Nissan has announced that they will build their new X-trial model strictly in Japan. The announcement came just two days after the EU-Japan Free Trade Agreement. The agreements allows manufacturers to import Japanese made cars without having to pay tariffs. The company says that the decision to move production to Japan is more based on the company’s sales than on Brexit. Nissan union officials, however, question if that statement is true.
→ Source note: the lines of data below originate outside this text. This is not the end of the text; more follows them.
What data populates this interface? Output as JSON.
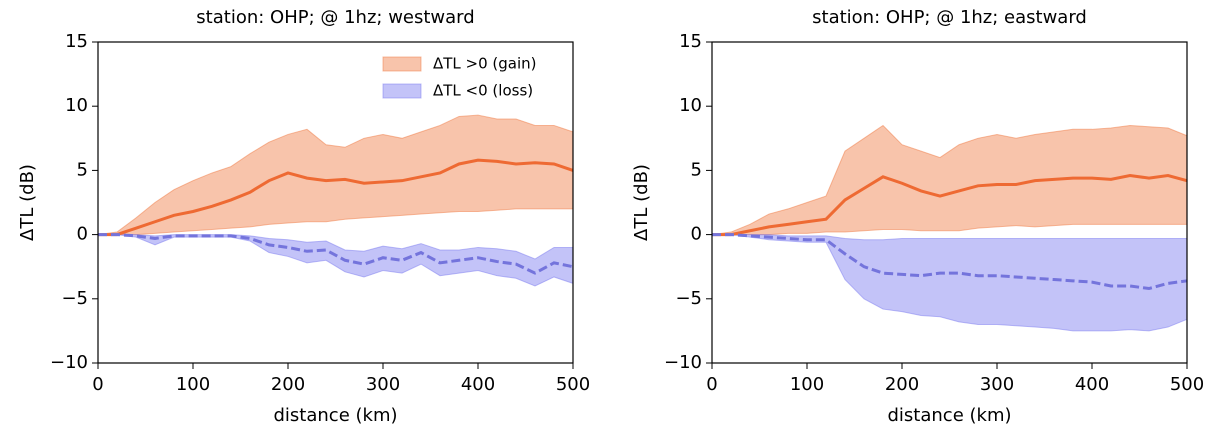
{
  "chart_data": [
    {
      "type": "band-line",
      "title": "station: OHP; @ 1hz; westward",
      "xlabel": "distance (km)",
      "ylabel": "ΔTL (dB)",
      "x": [
        0,
        20,
        40,
        60,
        80,
        100,
        120,
        140,
        160,
        180,
        200,
        220,
        240,
        260,
        280,
        300,
        320,
        340,
        360,
        380,
        400,
        420,
        440,
        460,
        480,
        500
      ],
      "xlim": [
        0,
        500
      ],
      "xticks": [
        0,
        100,
        200,
        300,
        400,
        500
      ],
      "ylim": [
        -10,
        15
      ],
      "yticks": [
        {
          "value": -10,
          "label": "−10"
        },
        {
          "value": -5,
          "label": "−5"
        },
        0,
        5,
        10,
        15
      ],
      "legend": "upper right",
      "series": [
        {
          "name": "ΔTL >0 (gain)",
          "kind": "band",
          "color": "#f07c45",
          "upper": [
            0,
            0.2,
            1.3,
            2.5,
            3.5,
            4.2,
            4.8,
            5.3,
            6.3,
            7.2,
            7.8,
            8.2,
            7.0,
            6.8,
            7.5,
            7.8,
            7.5,
            8.0,
            8.5,
            9.2,
            9.3,
            9.0,
            9.0,
            8.5,
            8.5,
            8.0
          ],
          "lower": [
            0,
            0,
            0,
            0.1,
            0.2,
            0.3,
            0.4,
            0.5,
            0.6,
            0.8,
            0.9,
            1.0,
            1.0,
            1.2,
            1.3,
            1.4,
            1.5,
            1.6,
            1.7,
            1.8,
            1.8,
            1.9,
            2.0,
            2.0,
            2.0,
            2.0
          ]
        },
        {
          "name": "ΔTL <0 (loss)",
          "kind": "band",
          "color": "#7b7bef",
          "upper": [
            0,
            0,
            0,
            -0.1,
            0,
            0,
            0,
            0,
            -0.1,
            -0.3,
            -0.4,
            -0.6,
            -0.5,
            -1.2,
            -1.3,
            -0.9,
            -1.1,
            -0.7,
            -1.2,
            -1.2,
            -1.0,
            -1.1,
            -1.3,
            -1.9,
            -1.0,
            -1.0
          ],
          "lower": [
            0,
            0,
            -0.2,
            -0.8,
            -0.2,
            -0.2,
            -0.2,
            -0.2,
            -0.5,
            -1.4,
            -1.7,
            -2.2,
            -2.0,
            -2.9,
            -3.3,
            -2.8,
            -3.0,
            -2.3,
            -3.2,
            -3.0,
            -2.8,
            -3.2,
            -3.4,
            -4.0,
            -3.3,
            -3.8
          ]
        },
        {
          "kind": "line",
          "dash": false,
          "color": "#ee6a33",
          "values": [
            0,
            0,
            0.5,
            1,
            1.5,
            1.8,
            2.2,
            2.7,
            3.3,
            4.2,
            4.8,
            4.4,
            4.2,
            4.3,
            4.0,
            4.1,
            4.2,
            4.5,
            4.8,
            5.5,
            5.8,
            5.7,
            5.5,
            5.6,
            5.5,
            5.0
          ]
        },
        {
          "kind": "line",
          "dash": true,
          "color": "#7474dc",
          "values": [
            0,
            0,
            -0.1,
            -0.3,
            -0.1,
            -0.1,
            -0.1,
            -0.1,
            -0.3,
            -0.8,
            -1.0,
            -1.3,
            -1.2,
            -2.0,
            -2.3,
            -1.8,
            -2.0,
            -1.4,
            -2.2,
            -2.0,
            -1.8,
            -2.1,
            -2.3,
            -3.0,
            -2.2,
            -2.5
          ]
        }
      ]
    },
    {
      "type": "band-line",
      "title": "station: OHP; @ 1hz; eastward",
      "xlabel": "distance (km)",
      "ylabel": "ΔTL (dB)",
      "x": [
        0,
        20,
        40,
        60,
        80,
        100,
        120,
        140,
        160,
        180,
        200,
        220,
        240,
        260,
        280,
        300,
        320,
        340,
        360,
        380,
        400,
        420,
        440,
        460,
        480,
        500
      ],
      "xlim": [
        0,
        500
      ],
      "xticks": [
        0,
        100,
        200,
        300,
        400,
        500
      ],
      "ylim": [
        -10,
        15
      ],
      "yticks": [
        {
          "value": -10,
          "label": "−10"
        },
        {
          "value": -5,
          "label": "−5"
        },
        0,
        5,
        10,
        15
      ],
      "series": [
        {
          "kind": "band",
          "color": "#f07c45",
          "upper": [
            0,
            0.2,
            0.8,
            1.6,
            2.0,
            2.5,
            3.0,
            6.5,
            7.5,
            8.5,
            7.0,
            6.5,
            6.0,
            7.0,
            7.5,
            7.8,
            7.5,
            7.8,
            8.0,
            8.2,
            8.2,
            8.3,
            8.5,
            8.4,
            8.3,
            7.7
          ],
          "lower": [
            0,
            0,
            0,
            0,
            0.1,
            0.1,
            0.2,
            0.2,
            0.3,
            0.4,
            0.4,
            0.3,
            0.3,
            0.3,
            0.5,
            0.6,
            0.7,
            0.6,
            0.7,
            0.8,
            0.8,
            0.8,
            0.8,
            0.8,
            0.8,
            0.8
          ]
        },
        {
          "kind": "band",
          "color": "#7b7bef",
          "upper": [
            0,
            0,
            0,
            0,
            -0.1,
            -0.1,
            -0.1,
            -0.3,
            -0.4,
            -0.4,
            -0.3,
            -0.3,
            -0.3,
            -0.3,
            -0.3,
            -0.3,
            -0.3,
            -0.3,
            -0.3,
            -0.3,
            -0.3,
            -0.3,
            -0.3,
            -0.3,
            -0.3,
            -0.3
          ],
          "lower": [
            0,
            0,
            -0.2,
            -0.4,
            -0.5,
            -0.6,
            -0.6,
            -3.5,
            -5.0,
            -5.8,
            -6.0,
            -6.3,
            -6.4,
            -6.8,
            -7.0,
            -7.0,
            -7.1,
            -7.2,
            -7.3,
            -7.5,
            -7.5,
            -7.5,
            -7.4,
            -7.5,
            -7.2,
            -6.6
          ]
        },
        {
          "kind": "line",
          "dash": false,
          "color": "#ee6a33",
          "values": [
            0,
            0,
            0.3,
            0.6,
            0.8,
            1.0,
            1.2,
            2.7,
            3.6,
            4.5,
            4.0,
            3.4,
            3.0,
            3.4,
            3.8,
            3.9,
            3.9,
            4.2,
            4.3,
            4.4,
            4.4,
            4.3,
            4.6,
            4.4,
            4.6,
            4.2
          ]
        },
        {
          "kind": "line",
          "dash": true,
          "color": "#7474dc",
          "values": [
            0,
            0,
            -0.1,
            -0.2,
            -0.3,
            -0.4,
            -0.4,
            -1.5,
            -2.5,
            -3.0,
            -3.1,
            -3.2,
            -3.0,
            -3.0,
            -3.2,
            -3.2,
            -3.3,
            -3.4,
            -3.5,
            -3.6,
            -3.7,
            -4.0,
            -4.0,
            -4.2,
            -3.8,
            -3.6
          ]
        }
      ]
    }
  ]
}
Nissan Blames Poor Performance in England
The car manufacturer was once the biggest in England. Recent sales have been badly hit by lack of interest from buyers looking for diesel cars within the country.
Blow to Region’s Economy
Business Minister Greg Clark called the announcement a blow to the region’s economy. The government says that they will now reconsider $78.46 million package to help train new employees. The government designed the payments so that more employees could receive training in technology. They believed the employees would build new Nissan cars. Currently, Nissan makes about 30 percent of all vehicles driven in England. The company imports many of them from Japan. Officials with the government say that Nissan’s announcement is a serious blow to the economy. They point out that the entire region can suffer because of trickle-down economics.
Continuing Uncertainty Over Brexit Makes Long-term Planning Difficult
Nissan says that continuing uncertainty over Brexit makes long-term planning for companies very difficult. Therefore, they felt it was necessary to take this step. The company had already laid off about 11 percent of its Great Britain workforce. More layoffs are likely to come after this announcement. The company currently employs about 70,000 people at this plant in Northeast England.
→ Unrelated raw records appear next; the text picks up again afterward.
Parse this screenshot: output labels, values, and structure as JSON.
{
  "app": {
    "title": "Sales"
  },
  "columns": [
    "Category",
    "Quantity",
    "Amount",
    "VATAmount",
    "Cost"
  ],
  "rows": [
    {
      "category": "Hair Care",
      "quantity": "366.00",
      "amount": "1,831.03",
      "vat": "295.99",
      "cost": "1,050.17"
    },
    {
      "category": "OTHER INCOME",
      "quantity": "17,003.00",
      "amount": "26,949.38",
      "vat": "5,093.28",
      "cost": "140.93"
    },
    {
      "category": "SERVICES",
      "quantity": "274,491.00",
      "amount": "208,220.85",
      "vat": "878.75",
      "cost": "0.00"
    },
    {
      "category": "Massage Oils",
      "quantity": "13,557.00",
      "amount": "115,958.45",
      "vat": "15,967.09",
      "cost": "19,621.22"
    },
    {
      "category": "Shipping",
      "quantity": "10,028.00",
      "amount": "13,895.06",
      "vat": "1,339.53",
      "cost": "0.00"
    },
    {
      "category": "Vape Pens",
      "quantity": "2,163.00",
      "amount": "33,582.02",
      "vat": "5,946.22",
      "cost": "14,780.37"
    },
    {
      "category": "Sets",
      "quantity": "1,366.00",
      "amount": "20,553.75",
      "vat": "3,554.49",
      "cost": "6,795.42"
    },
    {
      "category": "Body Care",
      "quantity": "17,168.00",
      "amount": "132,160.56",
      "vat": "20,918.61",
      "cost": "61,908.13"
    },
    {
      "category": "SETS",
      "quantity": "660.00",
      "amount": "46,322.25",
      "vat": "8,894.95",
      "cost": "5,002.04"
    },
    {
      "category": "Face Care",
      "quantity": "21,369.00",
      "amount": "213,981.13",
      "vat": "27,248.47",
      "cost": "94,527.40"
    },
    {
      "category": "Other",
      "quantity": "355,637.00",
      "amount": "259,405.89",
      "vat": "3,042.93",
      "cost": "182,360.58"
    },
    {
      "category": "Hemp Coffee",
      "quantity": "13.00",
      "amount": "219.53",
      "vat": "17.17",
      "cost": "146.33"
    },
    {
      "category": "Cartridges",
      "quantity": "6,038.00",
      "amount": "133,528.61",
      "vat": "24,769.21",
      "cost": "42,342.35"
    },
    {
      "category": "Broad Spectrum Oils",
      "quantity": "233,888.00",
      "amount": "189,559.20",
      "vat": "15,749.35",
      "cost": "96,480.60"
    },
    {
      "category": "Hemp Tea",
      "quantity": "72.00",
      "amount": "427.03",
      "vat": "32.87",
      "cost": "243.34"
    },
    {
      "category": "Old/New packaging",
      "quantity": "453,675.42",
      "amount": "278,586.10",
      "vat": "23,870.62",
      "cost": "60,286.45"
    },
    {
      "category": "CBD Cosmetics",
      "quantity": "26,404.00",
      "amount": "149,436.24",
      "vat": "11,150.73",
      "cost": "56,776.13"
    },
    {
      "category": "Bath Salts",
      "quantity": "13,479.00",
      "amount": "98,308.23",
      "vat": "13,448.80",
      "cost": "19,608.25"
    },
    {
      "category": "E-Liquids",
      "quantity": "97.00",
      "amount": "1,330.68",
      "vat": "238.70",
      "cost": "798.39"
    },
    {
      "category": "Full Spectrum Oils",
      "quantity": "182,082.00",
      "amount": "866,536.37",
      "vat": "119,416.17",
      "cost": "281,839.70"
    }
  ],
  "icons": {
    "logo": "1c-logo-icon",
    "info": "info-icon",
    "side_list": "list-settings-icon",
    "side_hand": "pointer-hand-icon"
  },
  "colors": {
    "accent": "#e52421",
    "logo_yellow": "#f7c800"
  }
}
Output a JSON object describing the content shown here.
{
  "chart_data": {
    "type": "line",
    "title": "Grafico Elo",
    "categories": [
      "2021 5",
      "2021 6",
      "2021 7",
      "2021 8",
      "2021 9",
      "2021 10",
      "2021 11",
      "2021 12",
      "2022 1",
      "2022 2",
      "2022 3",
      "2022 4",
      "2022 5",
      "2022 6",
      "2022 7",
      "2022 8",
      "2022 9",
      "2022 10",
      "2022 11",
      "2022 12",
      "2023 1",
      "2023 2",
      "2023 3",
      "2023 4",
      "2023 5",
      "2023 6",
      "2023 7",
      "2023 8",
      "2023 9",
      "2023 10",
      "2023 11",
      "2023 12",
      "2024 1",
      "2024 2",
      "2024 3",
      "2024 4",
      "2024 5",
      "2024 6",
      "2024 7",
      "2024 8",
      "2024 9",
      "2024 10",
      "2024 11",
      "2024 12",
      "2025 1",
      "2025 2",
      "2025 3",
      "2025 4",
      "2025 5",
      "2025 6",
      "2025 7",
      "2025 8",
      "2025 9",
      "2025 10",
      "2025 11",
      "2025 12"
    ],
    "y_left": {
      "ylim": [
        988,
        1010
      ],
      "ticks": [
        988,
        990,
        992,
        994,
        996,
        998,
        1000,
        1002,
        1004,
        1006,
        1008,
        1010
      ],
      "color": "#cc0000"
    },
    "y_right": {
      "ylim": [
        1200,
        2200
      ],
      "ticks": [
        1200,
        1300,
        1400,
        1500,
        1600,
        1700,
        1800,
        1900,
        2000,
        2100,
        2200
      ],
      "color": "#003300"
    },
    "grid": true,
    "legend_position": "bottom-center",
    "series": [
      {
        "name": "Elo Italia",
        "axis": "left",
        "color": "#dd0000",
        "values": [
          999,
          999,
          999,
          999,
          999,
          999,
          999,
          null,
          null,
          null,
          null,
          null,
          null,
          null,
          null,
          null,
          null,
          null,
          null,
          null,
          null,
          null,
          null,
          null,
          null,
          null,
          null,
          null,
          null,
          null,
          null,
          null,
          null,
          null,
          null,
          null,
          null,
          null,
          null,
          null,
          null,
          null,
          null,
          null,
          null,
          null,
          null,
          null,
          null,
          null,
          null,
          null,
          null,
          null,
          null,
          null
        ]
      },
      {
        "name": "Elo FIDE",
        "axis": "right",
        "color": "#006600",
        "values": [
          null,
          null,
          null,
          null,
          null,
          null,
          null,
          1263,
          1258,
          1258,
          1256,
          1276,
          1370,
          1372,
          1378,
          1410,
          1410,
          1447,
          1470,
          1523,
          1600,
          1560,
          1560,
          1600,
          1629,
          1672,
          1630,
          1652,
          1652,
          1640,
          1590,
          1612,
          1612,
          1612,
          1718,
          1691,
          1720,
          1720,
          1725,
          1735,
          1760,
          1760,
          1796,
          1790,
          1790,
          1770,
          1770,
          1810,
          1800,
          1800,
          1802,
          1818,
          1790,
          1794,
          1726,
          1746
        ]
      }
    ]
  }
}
Investing in New Technologies
Nissan has been investing in new technologies hoping that they can create new models that are more desired by drivers. The company says that they still have confidence in their Sunderland employees.
The company has tried to stay out of arguments over Brexit for fear of getting used as a political football. This announcement has workers at their Sunderland, England, plant very anxious about the future of their jobs. The announcement also comes on the heels of announcements about Charles Ghosn creating even more uncertainty among workers. Employees are hopeful that company officials will greet them on February 4, 2019, with more details.